Türkiye'de İşlenen Suçların Yabancı Devlette İnfazı (infazın Devri)
İnfazın devri, bir ceza yargılaması sonunda kesinleşen mahkûmiyet kararının, hükümlünün cezasının diğer bir ülkede çekilmesine izin verilmesi usulüdür. Bu yöntem, infazın mahkûmun vatandaşı olduğu veya güçlü bağları bulunan bir ülkede daha etkin ve insani şekilde yapılabilmesini sağlar. Özellikle globalleşen dünyada Türkiye’de işlenen suçlardan hüküm giyenlere, ikamet ettikleri veya vatandaşı oldukları yabancı ülkelerde cezanın çekilme imkânı tanınması, ceza adaletinin evrensellik ve insan hakları boyutlarına hizmet etmektedir. Buna karşılık suçluların iadesi usulü ile mahkûmiyet kararı ile yargı yetkisi Türkiye’de kaldığı halde, hükümlünün Türkiye’den başka bir ülkeye teslim edilmesi söz konusudur. İnfazın devri ise yargı yetkisinin verildiği Türkiye’de kalmakla birlikte, infazın (cezanın çekilmesinin) yabancı devlette gerçekleştirilmesi anlamına gelir. İnfazın devri mekanizması, Cezaî Konularda Uluslararası Adlî İşbirliği Kanunu (6706 sayılı Kanun) ve ilgili uluslararası sözleşmeler temelinde düzenlenmiştir.

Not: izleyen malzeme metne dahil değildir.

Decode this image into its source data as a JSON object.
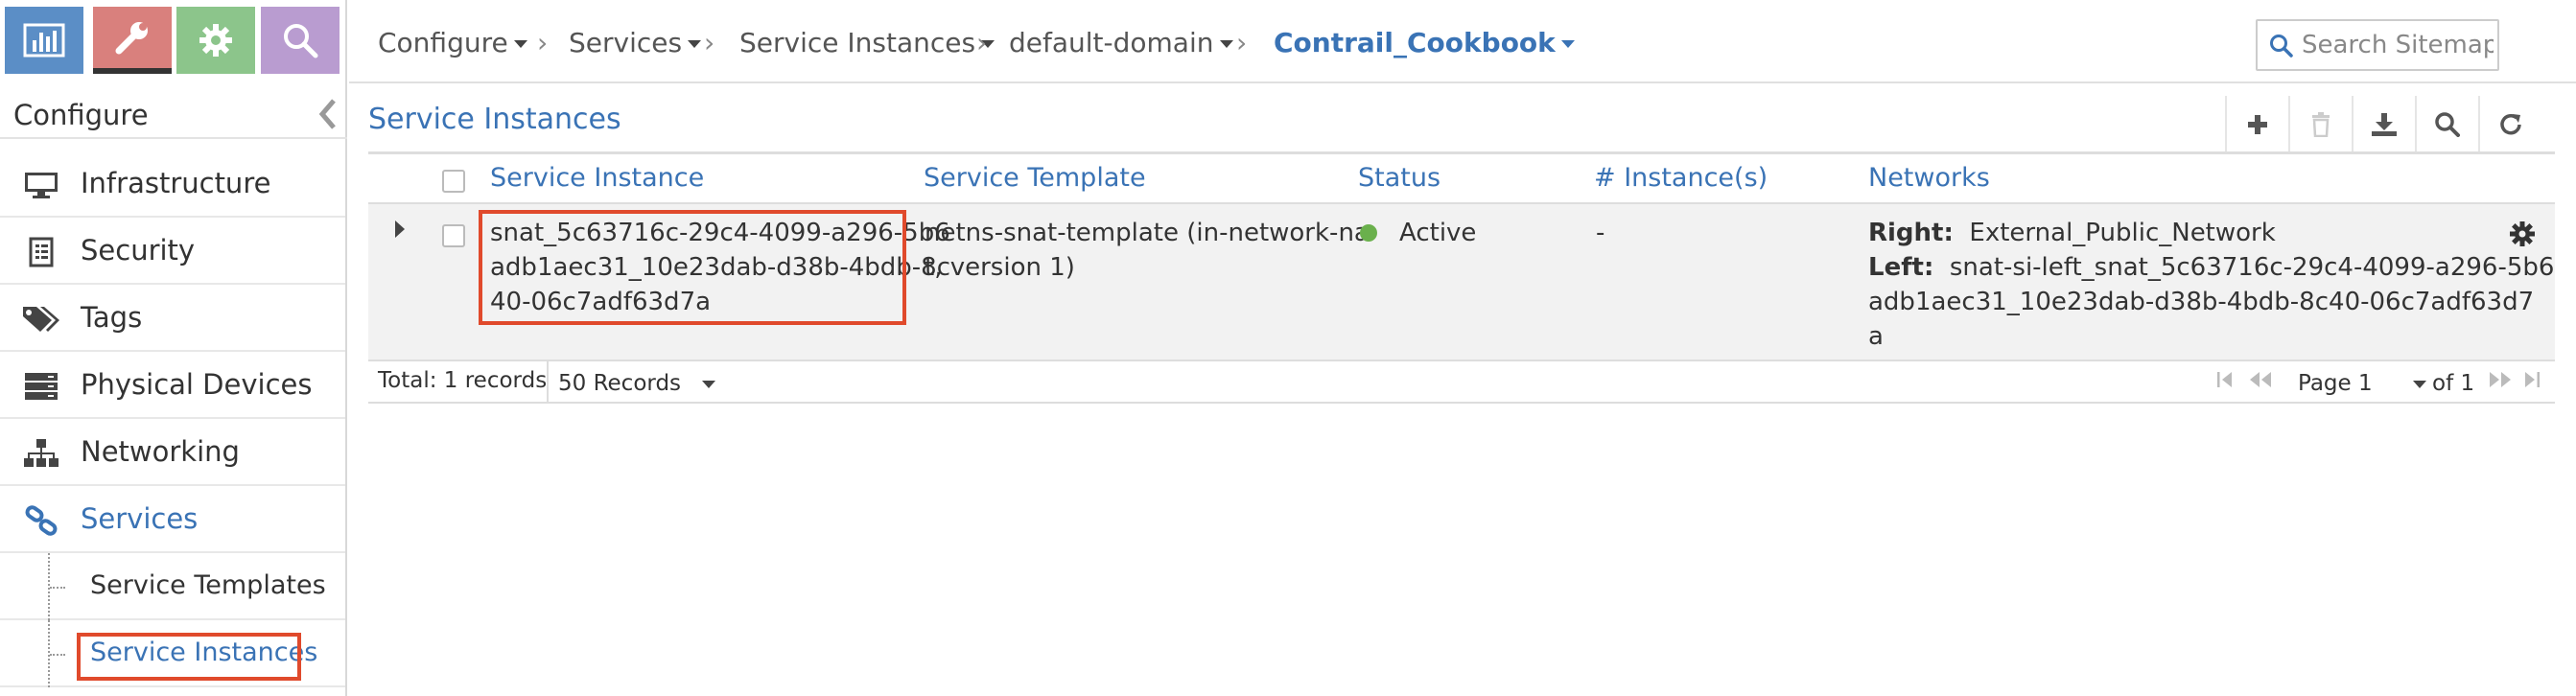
{
  "app_tabs": [
    {
      "name": "monitor",
      "icon": "bar-chart-icon"
    },
    {
      "name": "configure",
      "icon": "wrench-icon"
    },
    {
      "name": "settings",
      "icon": "gear-icon"
    },
    {
      "name": "query",
      "icon": "search-icon"
    }
  ],
  "sidebar": {
    "title": "Configure",
    "items": [
      {
        "label": "Infrastructure",
        "icon": "monitor-icon"
      },
      {
        "label": "Security",
        "icon": "document-list-icon"
      },
      {
        "label": "Tags",
        "icon": "tags-icon"
      },
      {
        "label": "Physical Devices",
        "icon": "server-icon"
      },
      {
        "label": "Networking",
        "icon": "network-icon"
      },
      {
        "label": "Services",
        "icon": "link-icon",
        "active": true
      }
    ],
    "subitems": [
      {
        "label": "Service Templates"
      },
      {
        "label": "Service Instances",
        "active": true
      }
    ]
  },
  "breadcrumb": {
    "items": [
      "Configure",
      "Services",
      "Service Instances",
      "default-domain",
      "Contrail_Cookbook"
    ]
  },
  "search": {
    "placeholder": "Search Sitemap"
  },
  "main": {
    "title": "Service Instances",
    "toolbar": [
      "add-icon",
      "delete-icon",
      "download-icon",
      "search-icon",
      "refresh-icon"
    ]
  },
  "grid": {
    "columns": [
      "Service Instance",
      "Service Template",
      "Status",
      "# Instance(s)",
      "Networks"
    ],
    "rows": [
      {
        "instance_lines": [
          "snat_5c63716c-29c4-4099-a296-5b6",
          "adb1aec31_10e23dab-d38b-4bdb-8c",
          "40-06c7adf63d7a"
        ],
        "template_lines": [
          "netns-snat-template (in-network-na",
          "t, version 1)"
        ],
        "status": "Active",
        "instances": "-",
        "networks": {
          "right_label": "Right:",
          "right_value": "External_Public_Network",
          "left_label": "Left:",
          "left_lines": [
            "snat-si-left_snat_5c63716c-29c4-4099-a296-5b6",
            "adb1aec31_10e23dab-d38b-4bdb-8c40-06c7adf63d7",
            "a"
          ]
        }
      }
    ]
  },
  "footer": {
    "total": "Total: 1 records",
    "page_size": "50 Records",
    "page": "Page 1",
    "of": "of 1"
  },
  "colors": {
    "accent": "#3a73b5",
    "highlight": "#e04a2c",
    "status_active": "#6ab04c"
  }
}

Bu yazıda öncelikle Türkiye’de infazın devrine ilişkin iç hukuktaki düzenlemeler incelenecek; infaz devri taleplerinin Merkezî Makam olan Adalet Bakanlığı aracılığıyla yürütülmesi, yabancı devletin muvafakat koşulları ile infaz devri sonuçlarının nasıl değerlendirildiği ortaya konacaktır. Ayrıca, infazın devri işlemiyle ilgili karşılıklı adlî yardımlaşma esasları ve uygulamada karşılaşılan sorunlar tartışılacak; Avrupa Konseyi ve diğer uluslararası belgeler (örneğin hükümlü nakli ve infaz devri sözleşmeleri) ile karşılaştırmalı hukuk perspektifi getirilecektir.

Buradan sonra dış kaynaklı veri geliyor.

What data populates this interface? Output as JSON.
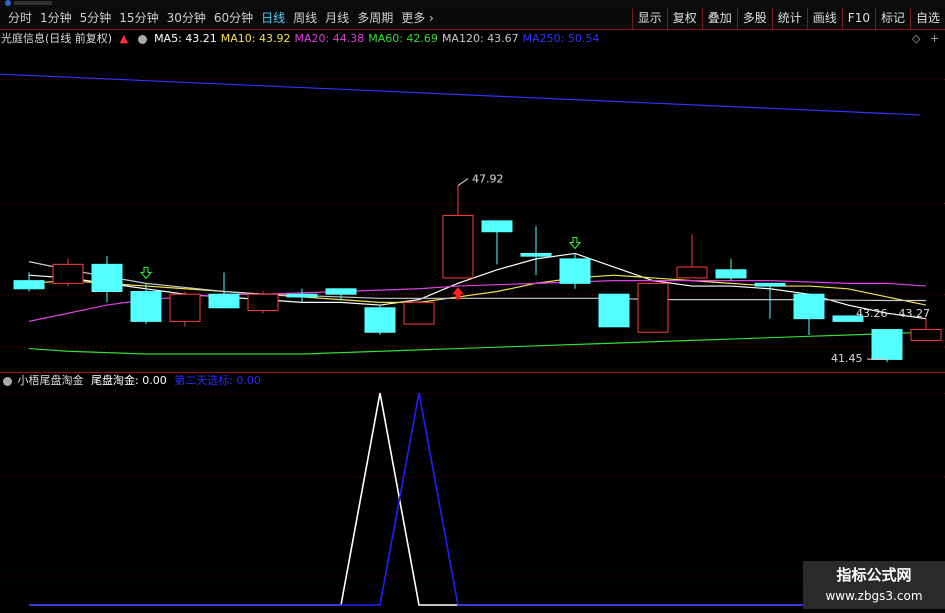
{
  "toolbar": {
    "periods": [
      "分时",
      "1分钟",
      "5分钟",
      "15分钟",
      "30分钟",
      "60分钟",
      "日线",
      "周线",
      "月线",
      "多周期",
      "更多"
    ],
    "active_period": "日线",
    "more_arrow": "›",
    "right_buttons": [
      "显示",
      "复权",
      "叠加",
      "多股",
      "统计",
      "画线",
      "F10",
      "标记",
      "自选"
    ]
  },
  "info": {
    "stock_title": "光庭信息(日线 前复权)",
    "ma": [
      {
        "label": "MA5: 43.21",
        "color": "#ffffff"
      },
      {
        "label": "MA10: 43.92",
        "color": "#f5e24a"
      },
      {
        "label": "MA20: 44.38",
        "color": "#e040e0"
      },
      {
        "label": "MA60: 42.69",
        "color": "#33dd33"
      },
      {
        "label": "MA120: 43.67",
        "color": "#c8c8c8"
      },
      {
        "label": "MA250: 50.54",
        "color": "#3333ff"
      }
    ]
  },
  "annotations": {
    "high": "47.92",
    "low": "41.45",
    "last": "43.26 - 43.27"
  },
  "indicator": {
    "name": "小梧尾盘淘金",
    "v1_label": "尾盘淘金: 0.00",
    "v2_label": "第二天选标: 0.00"
  },
  "watermark": {
    "line1": "指标公式网",
    "line2": "www.zbgs3.com"
  },
  "chart_data": {
    "type": "candlestick",
    "price_range": [
      41.0,
      53.0
    ],
    "candles": [
      {
        "o": 44.4,
        "h": 44.7,
        "l": 44.0,
        "c": 44.1,
        "up": false
      },
      {
        "o": 44.3,
        "h": 45.2,
        "l": 44.2,
        "c": 45.0,
        "up": true
      },
      {
        "o": 45.0,
        "h": 45.3,
        "l": 43.6,
        "c": 44.0,
        "up": false
      },
      {
        "o": 44.0,
        "h": 44.3,
        "l": 42.8,
        "c": 42.9,
        "up": false
      },
      {
        "o": 42.9,
        "h": 44.0,
        "l": 42.7,
        "c": 43.9,
        "up": true
      },
      {
        "o": 43.9,
        "h": 44.7,
        "l": 43.4,
        "c": 43.4,
        "up": false
      },
      {
        "o": 43.3,
        "h": 44.0,
        "l": 43.2,
        "c": 43.9,
        "up": true
      },
      {
        "o": 43.9,
        "h": 44.1,
        "l": 43.6,
        "c": 43.8,
        "up": false
      },
      {
        "o": 43.9,
        "h": 44.1,
        "l": 43.7,
        "c": 44.1,
        "up": false
      },
      {
        "o": 43.4,
        "h": 43.5,
        "l": 42.4,
        "c": 42.5,
        "up": false
      },
      {
        "o": 42.8,
        "h": 43.6,
        "l": 42.8,
        "c": 43.6,
        "up": true
      },
      {
        "o": 44.5,
        "h": 47.9,
        "l": 44.5,
        "c": 46.8,
        "up": true
      },
      {
        "o": 46.6,
        "h": 46.6,
        "l": 45.0,
        "c": 46.2,
        "up": false
      },
      {
        "o": 45.4,
        "h": 46.4,
        "l": 44.6,
        "c": 45.3,
        "up": false
      },
      {
        "o": 45.2,
        "h": 45.4,
        "l": 44.1,
        "c": 44.3,
        "up": false
      },
      {
        "o": 43.9,
        "h": 43.9,
        "l": 42.7,
        "c": 42.7,
        "up": false
      },
      {
        "o": 42.5,
        "h": 44.3,
        "l": 42.5,
        "c": 44.3,
        "up": true
      },
      {
        "o": 44.5,
        "h": 46.1,
        "l": 44.5,
        "c": 44.9,
        "up": true
      },
      {
        "o": 44.8,
        "h": 45.2,
        "l": 44.4,
        "c": 44.5,
        "up": false
      },
      {
        "o": 44.3,
        "h": 44.3,
        "l": 43.0,
        "c": 44.2,
        "up": false
      },
      {
        "o": 43.9,
        "h": 43.9,
        "l": 42.4,
        "c": 43.0,
        "up": false
      },
      {
        "o": 43.1,
        "h": 43.1,
        "l": 42.9,
        "c": 42.9,
        "up": false
      },
      {
        "o": 42.6,
        "h": 42.6,
        "l": 41.4,
        "c": 41.5,
        "up": false
      },
      {
        "o": 42.6,
        "h": 43.0,
        "l": 42.2,
        "c": 42.2,
        "up": true
      }
    ],
    "series": [
      {
        "name": "MA250",
        "color": "#3333ff",
        "values": [
          52.0,
          50.5
        ]
      },
      {
        "name": "MA5",
        "color": "#ffffff",
        "values": [
          44.6,
          44.5,
          44.3,
          44.1,
          43.9,
          43.8,
          43.7,
          43.6,
          43.6,
          43.5,
          43.7,
          44.3,
          44.8,
          45.2,
          45.4,
          44.9,
          44.4,
          44.2,
          44.2,
          44.1,
          43.9,
          43.5,
          43.2,
          43.0
        ]
      },
      {
        "name": "MA10",
        "color": "#f5e24a",
        "values": [
          44.3,
          44.4,
          44.3,
          44.2,
          44.1,
          44.0,
          43.9,
          43.8,
          43.7,
          43.6,
          43.6,
          43.8,
          44.0,
          44.3,
          44.5,
          44.6,
          44.5,
          44.4,
          44.3,
          44.2,
          44.2,
          44.1,
          43.8,
          43.5
        ]
      },
      {
        "name": "MA20",
        "color": "#e040e0",
        "values": [
          42.9,
          43.2,
          43.5,
          43.7,
          43.8,
          43.9,
          43.9,
          43.95,
          44.0,
          44.05,
          44.1,
          44.2,
          44.25,
          44.3,
          44.35,
          44.4,
          44.4,
          44.4,
          44.4,
          44.4,
          44.35,
          44.3,
          44.3,
          44.2
        ]
      },
      {
        "name": "MA60",
        "color": "#33dd33",
        "values": [
          41.9,
          41.8,
          41.75,
          41.7,
          41.7,
          41.7,
          41.7,
          41.7,
          41.75,
          41.8,
          41.85,
          41.9,
          41.95,
          42.0,
          42.05,
          42.1,
          42.15,
          42.2,
          42.25,
          42.3,
          42.35,
          42.4,
          42.45,
          42.5
        ]
      },
      {
        "name": "MA120",
        "color": "#c8c8c8",
        "values": [
          45.1,
          44.8,
          44.55,
          44.3,
          44.15,
          44.0,
          43.9,
          43.85,
          43.8,
          43.75,
          43.75,
          43.75,
          43.75,
          43.75,
          43.75,
          43.75,
          43.7,
          43.7,
          43.7,
          43.7,
          43.7,
          43.68,
          43.67,
          43.67
        ]
      }
    ],
    "indicator_series": [
      {
        "name": "尾盘淘金",
        "color": "#ffffff",
        "values": [
          0,
          0,
          0,
          0,
          0,
          0,
          0,
          0,
          0,
          1,
          0,
          0,
          0,
          0,
          0,
          0,
          0,
          0,
          0,
          0,
          0,
          0,
          0,
          0
        ]
      },
      {
        "name": "第二天选标",
        "color": "#2020ff",
        "values": [
          0,
          0,
          0,
          0,
          0,
          0,
          0,
          0,
          0,
          0,
          1,
          0,
          0,
          0,
          0,
          0,
          0,
          0,
          0,
          0,
          0,
          0,
          0,
          0
        ]
      }
    ]
  }
}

TÜRK HUKUKUNDAKİ DÜZENLEME VE UYGULAMA
Ceza Muhakemesi Kanunu (CMK, 5271 sayılı Kanun), esas olarak suçluların iadesi konusunu düzenler. CMK’da itham, yakalama, tutuklama vs. tedbirlere ilişkin hükümler bulunurken (örneğin CMK m. 91 vd.) infazın devrine dair özel bir hüküm yoktur. İnfazın devri talepleri, daha ziyade 6706 sayılı “Cezai Konularda Uluslararası Adlî İş Birliği Kanunu” çerçevesinde ele alınır. Bu kanunda infazın devralınması (yabancı devlet mahkemeleri tarafından kesinleşmiş mahkûmiyet kararlarının Türkiye’de infaz edilmesi, md.26-27) ile infazın devredilmesi (Türk mahkemelerince verilmiş mahkûmiyet kararlarının diğer bir devlette infaz edilmesi, md.28-29) hususları detaylı düzenlenmiştir. Madde 28 ve 29 hükümleri, Türkiye’de verilen mahkûmiyet kararlarının yabancı devlette yerine getirilmesine ilişkin koşulları, usulü ve sonuçları belirler. Bu çerçevede, adli yardımlaşma kapsamında infazın devri taleplerinin merkezî makam aracılığıyla yürütülmesi esas kabul edilmiştir.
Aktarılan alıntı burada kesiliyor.